Search code examples
mysqlutf-8iso-8859-1

Detailed instructions on converting a MYSQL DB and its data from latin to UTF-8. Too much diff info out there


Can you someone please provide the best way to convert not only a mysql database and all its tables from latin1_swedish_ci to UTF-8, with their contents? I have been researching all over Stackoverflow as well as elsewhere and the suggestions are always different.

  • Some people suggest just using these commands on the tables and databases:

    ALTER DATABASE databasename CHARACTER SET utf8 COLLATE utf8_unicode_ci;
    ALTER TABLE tablename CONVERT TO CHARACTER SET utf8 COLLATE utf8_unicode_ci;
    
  • Others say that this just changes the database and tables, but not the contents.

  • Some suggest dumping the db, create a new table with the right char set and collation, and importing the old db into that. Does this actually convert the data as well?

    mysqldump --skip-opt --set-charset --skip-set-charset
    
  • Others suggest running iconv against the dumped DB before importing? Is this really needed or would the import into a UTF-8 db do the conversion?

Finally, other suggest altering the database, convert char/blog tables to binary, and the converting back.

There are so many different methods that it has become very confusing.

Can someone please provide a concise step-by-step instruction, or point me to one, on how I can go about convert my latin DBs and their content to UTF-8? Even better if there is a script that automates this process against a database.

Thanks in advance.


Solution

  • The are two different problems which are often conflated:

    1. change the specification of a table or column on how it should store data internally
    2. convert garbled mojibake data to its intended characters

    Each text column in MySQL has an associated charset attribute, which specifies what encoding text stored in this column should be stored as internally. This only really influences what characters can be stored in this column and how efficient the data storage is.
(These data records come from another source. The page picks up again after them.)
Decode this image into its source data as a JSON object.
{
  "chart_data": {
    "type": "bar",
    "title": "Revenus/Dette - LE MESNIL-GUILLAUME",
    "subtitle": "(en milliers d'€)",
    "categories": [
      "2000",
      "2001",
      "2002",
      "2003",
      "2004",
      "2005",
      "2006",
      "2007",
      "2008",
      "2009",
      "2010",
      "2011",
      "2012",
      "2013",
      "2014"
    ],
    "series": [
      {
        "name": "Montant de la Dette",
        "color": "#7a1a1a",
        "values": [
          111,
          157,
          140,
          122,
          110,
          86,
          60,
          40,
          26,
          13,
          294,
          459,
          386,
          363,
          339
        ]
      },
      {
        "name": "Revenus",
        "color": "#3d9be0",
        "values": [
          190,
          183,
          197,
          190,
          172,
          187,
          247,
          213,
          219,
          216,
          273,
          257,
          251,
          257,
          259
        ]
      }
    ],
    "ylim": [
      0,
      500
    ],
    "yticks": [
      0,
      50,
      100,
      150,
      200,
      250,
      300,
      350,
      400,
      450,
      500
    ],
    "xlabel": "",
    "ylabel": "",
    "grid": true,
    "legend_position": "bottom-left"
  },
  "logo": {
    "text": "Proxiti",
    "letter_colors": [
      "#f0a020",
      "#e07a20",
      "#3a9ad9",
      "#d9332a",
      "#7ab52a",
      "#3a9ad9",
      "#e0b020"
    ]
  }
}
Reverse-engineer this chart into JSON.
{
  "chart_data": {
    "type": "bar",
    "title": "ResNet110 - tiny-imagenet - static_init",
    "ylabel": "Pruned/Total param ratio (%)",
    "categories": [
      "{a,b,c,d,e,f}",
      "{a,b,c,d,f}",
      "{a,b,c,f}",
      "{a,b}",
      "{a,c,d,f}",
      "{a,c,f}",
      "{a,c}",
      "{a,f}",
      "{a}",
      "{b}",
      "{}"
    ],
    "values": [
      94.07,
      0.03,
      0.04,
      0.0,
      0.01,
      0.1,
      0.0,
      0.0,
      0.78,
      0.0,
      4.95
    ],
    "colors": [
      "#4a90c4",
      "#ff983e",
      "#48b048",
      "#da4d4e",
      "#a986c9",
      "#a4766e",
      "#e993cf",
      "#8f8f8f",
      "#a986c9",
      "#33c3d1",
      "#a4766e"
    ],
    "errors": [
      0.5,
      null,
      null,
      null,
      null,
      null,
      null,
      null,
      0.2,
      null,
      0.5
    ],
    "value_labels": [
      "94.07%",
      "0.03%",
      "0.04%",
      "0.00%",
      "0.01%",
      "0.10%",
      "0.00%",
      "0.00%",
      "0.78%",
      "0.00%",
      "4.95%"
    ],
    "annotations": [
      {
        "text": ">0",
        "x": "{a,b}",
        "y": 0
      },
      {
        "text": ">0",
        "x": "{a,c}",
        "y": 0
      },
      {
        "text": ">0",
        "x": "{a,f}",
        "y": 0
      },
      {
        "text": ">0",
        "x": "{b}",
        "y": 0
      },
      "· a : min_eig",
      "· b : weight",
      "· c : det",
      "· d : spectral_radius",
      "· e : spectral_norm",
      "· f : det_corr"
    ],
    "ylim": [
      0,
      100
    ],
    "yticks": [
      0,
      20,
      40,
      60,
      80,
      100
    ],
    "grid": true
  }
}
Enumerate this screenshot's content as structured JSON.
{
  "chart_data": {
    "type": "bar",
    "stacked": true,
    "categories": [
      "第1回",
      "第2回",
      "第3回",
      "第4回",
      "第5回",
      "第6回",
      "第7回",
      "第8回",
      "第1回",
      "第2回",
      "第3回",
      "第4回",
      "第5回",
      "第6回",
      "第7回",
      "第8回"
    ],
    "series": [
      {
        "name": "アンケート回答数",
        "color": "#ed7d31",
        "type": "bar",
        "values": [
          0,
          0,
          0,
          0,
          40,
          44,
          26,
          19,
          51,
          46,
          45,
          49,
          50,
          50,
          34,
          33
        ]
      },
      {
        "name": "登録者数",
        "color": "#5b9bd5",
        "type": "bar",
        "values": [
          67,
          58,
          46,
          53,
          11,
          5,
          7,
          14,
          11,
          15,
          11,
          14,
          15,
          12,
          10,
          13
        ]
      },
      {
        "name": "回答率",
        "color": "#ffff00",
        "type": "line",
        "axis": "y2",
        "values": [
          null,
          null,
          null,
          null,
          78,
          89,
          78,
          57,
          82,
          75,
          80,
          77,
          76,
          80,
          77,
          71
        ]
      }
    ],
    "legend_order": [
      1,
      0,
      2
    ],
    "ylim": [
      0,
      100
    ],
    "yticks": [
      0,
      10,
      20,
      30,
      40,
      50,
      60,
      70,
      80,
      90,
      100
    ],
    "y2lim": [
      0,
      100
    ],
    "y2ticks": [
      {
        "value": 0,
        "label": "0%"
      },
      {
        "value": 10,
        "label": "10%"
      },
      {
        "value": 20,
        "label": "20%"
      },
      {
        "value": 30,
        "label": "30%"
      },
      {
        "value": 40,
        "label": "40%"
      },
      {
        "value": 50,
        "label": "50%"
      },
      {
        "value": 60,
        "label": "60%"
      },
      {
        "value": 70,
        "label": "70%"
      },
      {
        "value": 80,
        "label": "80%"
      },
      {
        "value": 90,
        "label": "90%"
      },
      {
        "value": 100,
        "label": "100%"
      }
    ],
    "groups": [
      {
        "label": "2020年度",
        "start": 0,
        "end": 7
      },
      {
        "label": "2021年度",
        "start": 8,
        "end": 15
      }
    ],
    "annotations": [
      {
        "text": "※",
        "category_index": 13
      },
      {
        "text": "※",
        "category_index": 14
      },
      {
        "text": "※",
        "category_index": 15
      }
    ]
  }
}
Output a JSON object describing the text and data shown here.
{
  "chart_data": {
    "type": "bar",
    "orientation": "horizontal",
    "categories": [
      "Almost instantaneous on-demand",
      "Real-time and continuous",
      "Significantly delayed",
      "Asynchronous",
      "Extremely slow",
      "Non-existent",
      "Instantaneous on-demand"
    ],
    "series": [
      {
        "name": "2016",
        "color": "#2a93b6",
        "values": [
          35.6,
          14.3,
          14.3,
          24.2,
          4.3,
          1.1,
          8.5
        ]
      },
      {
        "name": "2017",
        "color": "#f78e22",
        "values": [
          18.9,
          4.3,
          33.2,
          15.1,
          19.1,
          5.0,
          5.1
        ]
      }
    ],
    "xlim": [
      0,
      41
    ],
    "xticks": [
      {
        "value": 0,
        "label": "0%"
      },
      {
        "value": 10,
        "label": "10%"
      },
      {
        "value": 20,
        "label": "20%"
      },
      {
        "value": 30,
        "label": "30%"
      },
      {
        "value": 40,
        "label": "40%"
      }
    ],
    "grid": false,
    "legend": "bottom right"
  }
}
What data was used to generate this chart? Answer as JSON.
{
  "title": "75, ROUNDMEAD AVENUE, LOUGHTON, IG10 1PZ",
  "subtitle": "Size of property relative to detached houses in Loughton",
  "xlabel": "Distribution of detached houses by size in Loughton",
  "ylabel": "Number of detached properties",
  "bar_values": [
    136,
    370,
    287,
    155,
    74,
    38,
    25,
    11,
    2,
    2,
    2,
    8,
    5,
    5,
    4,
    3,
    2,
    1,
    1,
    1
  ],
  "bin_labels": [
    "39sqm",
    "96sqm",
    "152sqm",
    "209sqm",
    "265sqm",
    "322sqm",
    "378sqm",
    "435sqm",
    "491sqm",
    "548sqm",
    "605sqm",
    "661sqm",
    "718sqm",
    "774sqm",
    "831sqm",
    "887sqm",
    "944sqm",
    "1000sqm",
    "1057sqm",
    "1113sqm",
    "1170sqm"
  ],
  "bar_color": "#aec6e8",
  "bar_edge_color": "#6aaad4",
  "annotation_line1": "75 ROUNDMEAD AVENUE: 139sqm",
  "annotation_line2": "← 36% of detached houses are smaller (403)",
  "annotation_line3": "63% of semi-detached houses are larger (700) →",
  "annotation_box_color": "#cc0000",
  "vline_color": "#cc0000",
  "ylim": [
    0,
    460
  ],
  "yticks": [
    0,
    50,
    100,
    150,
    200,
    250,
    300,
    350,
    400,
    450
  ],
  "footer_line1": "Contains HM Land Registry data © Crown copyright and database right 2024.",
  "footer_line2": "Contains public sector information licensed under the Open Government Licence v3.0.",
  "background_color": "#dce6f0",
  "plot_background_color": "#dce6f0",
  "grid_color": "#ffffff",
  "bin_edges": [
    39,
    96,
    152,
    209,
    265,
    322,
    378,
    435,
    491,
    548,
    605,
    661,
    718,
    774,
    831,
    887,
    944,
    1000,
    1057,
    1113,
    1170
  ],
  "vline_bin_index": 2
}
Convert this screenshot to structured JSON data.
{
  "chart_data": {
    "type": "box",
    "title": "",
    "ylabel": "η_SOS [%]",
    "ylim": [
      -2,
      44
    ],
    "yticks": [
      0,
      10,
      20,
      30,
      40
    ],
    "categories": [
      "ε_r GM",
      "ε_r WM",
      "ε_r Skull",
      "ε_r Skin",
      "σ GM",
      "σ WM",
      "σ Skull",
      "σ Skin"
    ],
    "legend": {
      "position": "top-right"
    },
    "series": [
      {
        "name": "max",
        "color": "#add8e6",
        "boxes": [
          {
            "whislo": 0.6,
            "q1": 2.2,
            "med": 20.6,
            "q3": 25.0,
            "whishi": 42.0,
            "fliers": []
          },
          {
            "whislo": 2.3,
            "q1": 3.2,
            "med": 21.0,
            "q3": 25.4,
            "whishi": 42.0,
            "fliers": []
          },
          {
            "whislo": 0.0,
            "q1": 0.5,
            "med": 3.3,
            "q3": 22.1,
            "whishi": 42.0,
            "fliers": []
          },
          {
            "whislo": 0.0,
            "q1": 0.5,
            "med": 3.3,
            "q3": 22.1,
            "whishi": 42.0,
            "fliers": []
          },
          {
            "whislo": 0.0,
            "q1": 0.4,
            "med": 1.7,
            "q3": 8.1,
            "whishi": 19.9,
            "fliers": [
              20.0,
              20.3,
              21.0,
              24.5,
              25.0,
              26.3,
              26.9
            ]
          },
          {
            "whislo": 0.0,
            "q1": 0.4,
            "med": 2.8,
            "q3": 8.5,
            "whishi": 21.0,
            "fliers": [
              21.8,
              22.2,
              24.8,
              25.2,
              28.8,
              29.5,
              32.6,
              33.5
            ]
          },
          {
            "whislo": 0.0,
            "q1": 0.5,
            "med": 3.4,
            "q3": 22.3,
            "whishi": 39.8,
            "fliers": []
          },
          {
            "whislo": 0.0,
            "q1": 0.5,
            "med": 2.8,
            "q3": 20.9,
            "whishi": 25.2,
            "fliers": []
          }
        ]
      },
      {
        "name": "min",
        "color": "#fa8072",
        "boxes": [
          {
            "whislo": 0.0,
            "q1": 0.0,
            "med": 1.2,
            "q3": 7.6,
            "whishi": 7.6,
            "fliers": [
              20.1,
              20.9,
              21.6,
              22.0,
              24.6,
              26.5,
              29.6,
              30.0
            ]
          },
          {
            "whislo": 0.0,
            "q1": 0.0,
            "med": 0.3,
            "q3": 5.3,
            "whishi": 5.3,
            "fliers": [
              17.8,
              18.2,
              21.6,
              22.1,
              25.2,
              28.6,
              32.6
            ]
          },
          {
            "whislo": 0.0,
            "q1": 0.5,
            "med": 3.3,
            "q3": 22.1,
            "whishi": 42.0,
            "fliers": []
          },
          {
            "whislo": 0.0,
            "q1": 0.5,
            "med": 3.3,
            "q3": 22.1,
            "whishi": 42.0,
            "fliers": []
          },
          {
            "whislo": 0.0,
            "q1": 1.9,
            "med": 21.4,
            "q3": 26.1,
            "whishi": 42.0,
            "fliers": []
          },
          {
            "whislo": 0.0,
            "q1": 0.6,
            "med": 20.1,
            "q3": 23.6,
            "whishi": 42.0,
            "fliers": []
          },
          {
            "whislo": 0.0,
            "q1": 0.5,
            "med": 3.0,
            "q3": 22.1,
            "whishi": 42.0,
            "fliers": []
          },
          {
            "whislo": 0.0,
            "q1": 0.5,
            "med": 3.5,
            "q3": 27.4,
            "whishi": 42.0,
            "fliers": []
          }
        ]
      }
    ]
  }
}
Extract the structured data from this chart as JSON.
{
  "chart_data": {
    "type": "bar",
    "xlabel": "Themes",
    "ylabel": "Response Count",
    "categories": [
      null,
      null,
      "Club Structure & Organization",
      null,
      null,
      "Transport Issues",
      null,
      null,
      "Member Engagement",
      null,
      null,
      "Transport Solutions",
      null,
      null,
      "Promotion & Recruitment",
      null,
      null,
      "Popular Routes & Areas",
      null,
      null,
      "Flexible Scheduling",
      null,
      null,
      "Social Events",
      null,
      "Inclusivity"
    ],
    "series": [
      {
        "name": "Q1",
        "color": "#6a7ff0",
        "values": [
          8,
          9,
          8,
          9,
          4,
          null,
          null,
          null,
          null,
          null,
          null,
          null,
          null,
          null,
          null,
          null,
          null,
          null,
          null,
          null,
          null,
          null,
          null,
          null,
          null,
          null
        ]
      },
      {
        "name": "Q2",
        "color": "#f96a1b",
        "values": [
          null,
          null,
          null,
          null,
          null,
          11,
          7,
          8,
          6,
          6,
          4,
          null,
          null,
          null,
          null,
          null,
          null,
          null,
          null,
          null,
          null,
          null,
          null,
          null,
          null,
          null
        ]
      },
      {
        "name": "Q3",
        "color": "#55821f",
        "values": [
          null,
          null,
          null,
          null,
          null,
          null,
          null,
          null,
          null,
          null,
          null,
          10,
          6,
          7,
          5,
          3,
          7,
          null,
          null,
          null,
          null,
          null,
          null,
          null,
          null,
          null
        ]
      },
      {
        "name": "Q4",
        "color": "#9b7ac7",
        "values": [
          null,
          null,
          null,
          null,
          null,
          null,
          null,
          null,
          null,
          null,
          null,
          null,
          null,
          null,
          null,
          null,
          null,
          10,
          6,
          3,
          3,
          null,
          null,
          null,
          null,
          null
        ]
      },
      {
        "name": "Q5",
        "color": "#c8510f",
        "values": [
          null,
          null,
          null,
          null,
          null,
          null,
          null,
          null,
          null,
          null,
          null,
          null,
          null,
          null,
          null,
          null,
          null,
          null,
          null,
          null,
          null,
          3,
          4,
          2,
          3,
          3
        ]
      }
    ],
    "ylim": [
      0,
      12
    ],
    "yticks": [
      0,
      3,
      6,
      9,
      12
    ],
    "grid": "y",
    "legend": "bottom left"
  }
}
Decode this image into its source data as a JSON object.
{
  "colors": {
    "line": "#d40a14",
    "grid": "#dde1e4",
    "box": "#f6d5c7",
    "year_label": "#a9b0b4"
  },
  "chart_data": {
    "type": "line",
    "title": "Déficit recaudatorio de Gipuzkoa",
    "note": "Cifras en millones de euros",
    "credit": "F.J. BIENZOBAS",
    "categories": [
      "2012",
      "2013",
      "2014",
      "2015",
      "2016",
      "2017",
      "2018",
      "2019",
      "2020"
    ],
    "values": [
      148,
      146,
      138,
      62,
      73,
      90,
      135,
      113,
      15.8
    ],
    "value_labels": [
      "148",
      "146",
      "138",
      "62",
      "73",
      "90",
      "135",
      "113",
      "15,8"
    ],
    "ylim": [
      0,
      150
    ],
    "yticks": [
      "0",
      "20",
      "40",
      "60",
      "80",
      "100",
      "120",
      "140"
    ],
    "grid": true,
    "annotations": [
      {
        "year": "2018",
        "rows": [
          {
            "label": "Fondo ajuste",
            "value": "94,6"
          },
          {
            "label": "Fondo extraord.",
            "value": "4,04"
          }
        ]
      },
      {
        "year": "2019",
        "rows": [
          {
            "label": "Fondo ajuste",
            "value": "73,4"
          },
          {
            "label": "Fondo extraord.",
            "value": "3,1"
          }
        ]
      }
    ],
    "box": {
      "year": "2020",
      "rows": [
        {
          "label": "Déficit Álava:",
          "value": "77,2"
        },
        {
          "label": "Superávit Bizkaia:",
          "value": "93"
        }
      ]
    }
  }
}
For example, if you're storing a ton of Japanese text, sjis as an encoding may be a lot more efficient than utf8 and save you a bit of disk space.

    The column encoding does not in any way influence in what encoding data is input and output to/from the database. This is a separate setting, the connection encoding, which is established for every individual client every time you connect to the database. MySQL will convert data on the fly between the connection encoding and the column/table charset as needed. You can connect to the database with a utf8 connection, send it Japanese text destined for an sjis column, and MySQL will convert from utf8 to sjis on the fly (and back in reverse on the way out).

    Now, if you've screwed up the connection encoding (as happens way too often) and you've inserted text in a different encoding than your connection encoding specified (e.g. your connection encoding was latin1 but you actually sent UTF-8 encoded data), then you're storing garbage in your database and you need to recover that. If that's your issue, see How to convert wrongly encoded data to UTF-8?.

    However, if all your data is peachy and all you want to do is tell MySQL to store data in a different encoding from now on, you only need this:

    ALTER TABLE tablename CONVERT TO CHARACTER SET utf8 COLLATE utf8_unicode_ci;
    

    MySQL will convert the current data from its current charset to the new charset and store future data in the new charset. That's all.